Со своей стороны Японский министр сам был не прочь купить у СССР северную часть острова Сахалин. Более того идея покупки северных территорий у СССР была весьма популярна среди японских политиков. Впоследствии достоянием общественности стала записка японского дипломата Тосио Сиратори направленная в 1935 г. министру иностранных дел Хатиро Арита. В ней крое всего прочего были такие строки: «Прежде всего Россия должна… разоружить Владивосток и т. д., закончить вывод своих войск из Внешней Монголии… не оставив ни одного солдата в районе озера Байкал… Вопрос о передаче Северного Сахалина по умеренной цене включается сюда тоже. В будущем надо иметь также в виду покупку Приморской области Сибири».
Кроме того, Ёсукэ Мацуока пытался добиться прекращения военной помощи Гоминьдану, увеличения квот на вылов рыбы в северных водах Охотского моря и сохранения японских нефтяных концессий на севере Сахалина.
Переговоры проходили ожидаемо тяжело.
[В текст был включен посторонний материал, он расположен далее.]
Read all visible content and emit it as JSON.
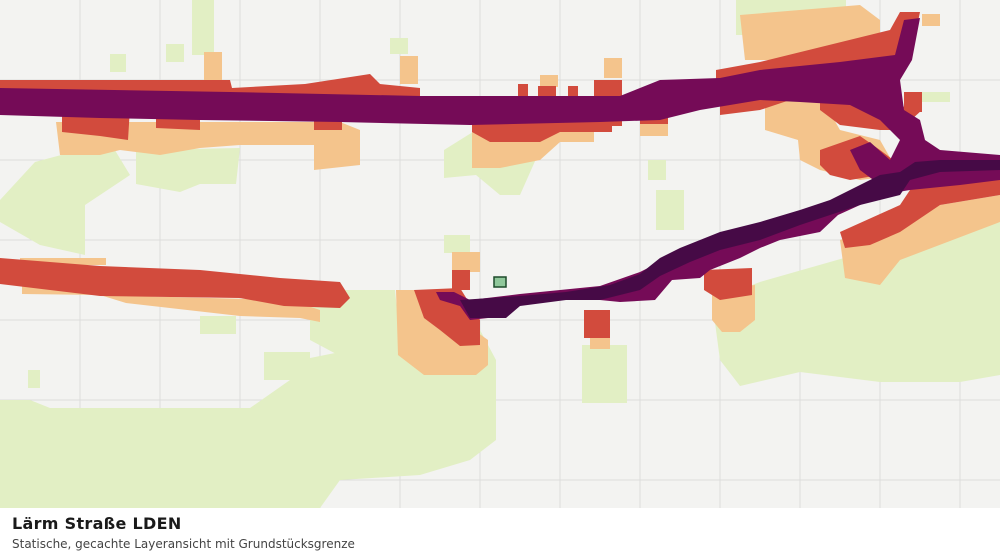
{
  "map": {
    "title": "Lärm Straße LDEN",
    "subtitle": "Statische, gecachte Layeransicht mit Grundstücksgrenze"
  }
}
С одной стороны – Японцам нужен был договор как воздух, с другой – отдавать то, что уже почти полвека считали своим – не было никакого желания.
В какой-то момент, когда Ёсукэ Мацуока телеграфировал в Токио, о том, что переговоры провалены и договор о ненападении с СССР подписать не удастся, японского министра пригласили в Кремль для разговора непосредственно со Сталиным.
Некоторое время стороны общались насчет боевых действий между союзником Японии по Тройственному пакту Германией и «новой Антаной». Особенно в свете того, что Япония давила на Францию с целью закрытия канала поставок оружия в Китай через колонии Третей Республики в Юго-Восточной Азии.
Потом перешли непосредственно к предполагаемому пакту о ненападении. Самым простым был вопрос о взаимном признании и уважении границ Монголии и Манчжоу-Го. Консенсус в этом вопросе договорились закрепить отдельным документом. Дальше Ёсукэ Мацуока вновь осторожно предложил Сталину выкупить север Сахалина. На что получил жесткий ответ.
– Япония держит в руках все выходы советского Приморья в океан – пролив Курильский у южного мыса Камчатки, пролив Лаперуза к югу от Сахалина, пролив Цусимский у Кореи. Такое положение не может быть базой для крепкой дружбы. Это неприемлемо. – Сталин пожевал трубку и продолжил, – СССР планомерно будет решать те проблемы, которые достались нам в наследство от Российской империи. Позорный Портсмутский мир воспринимается в нашей стране подобно тому, как в Германии воспринимают Версальский договор. Наша страна со всей серьезностью нацелена на пересмотр положений Портсмутского мира. Советский союз совершенно определенно намерен пересмотреть условия этого договора. Тем или иным способом.
Сталин внимательно посмотрел на японца пока тому переводили его слова. Однако на лице того не дрогнул ни один мускул – самураи всегда умели держать удар.
В переводе с дипломатического на общий, Сталин практически прямо пригрозил военными действиями в случае, если вопрос с Сахалином не будет решен.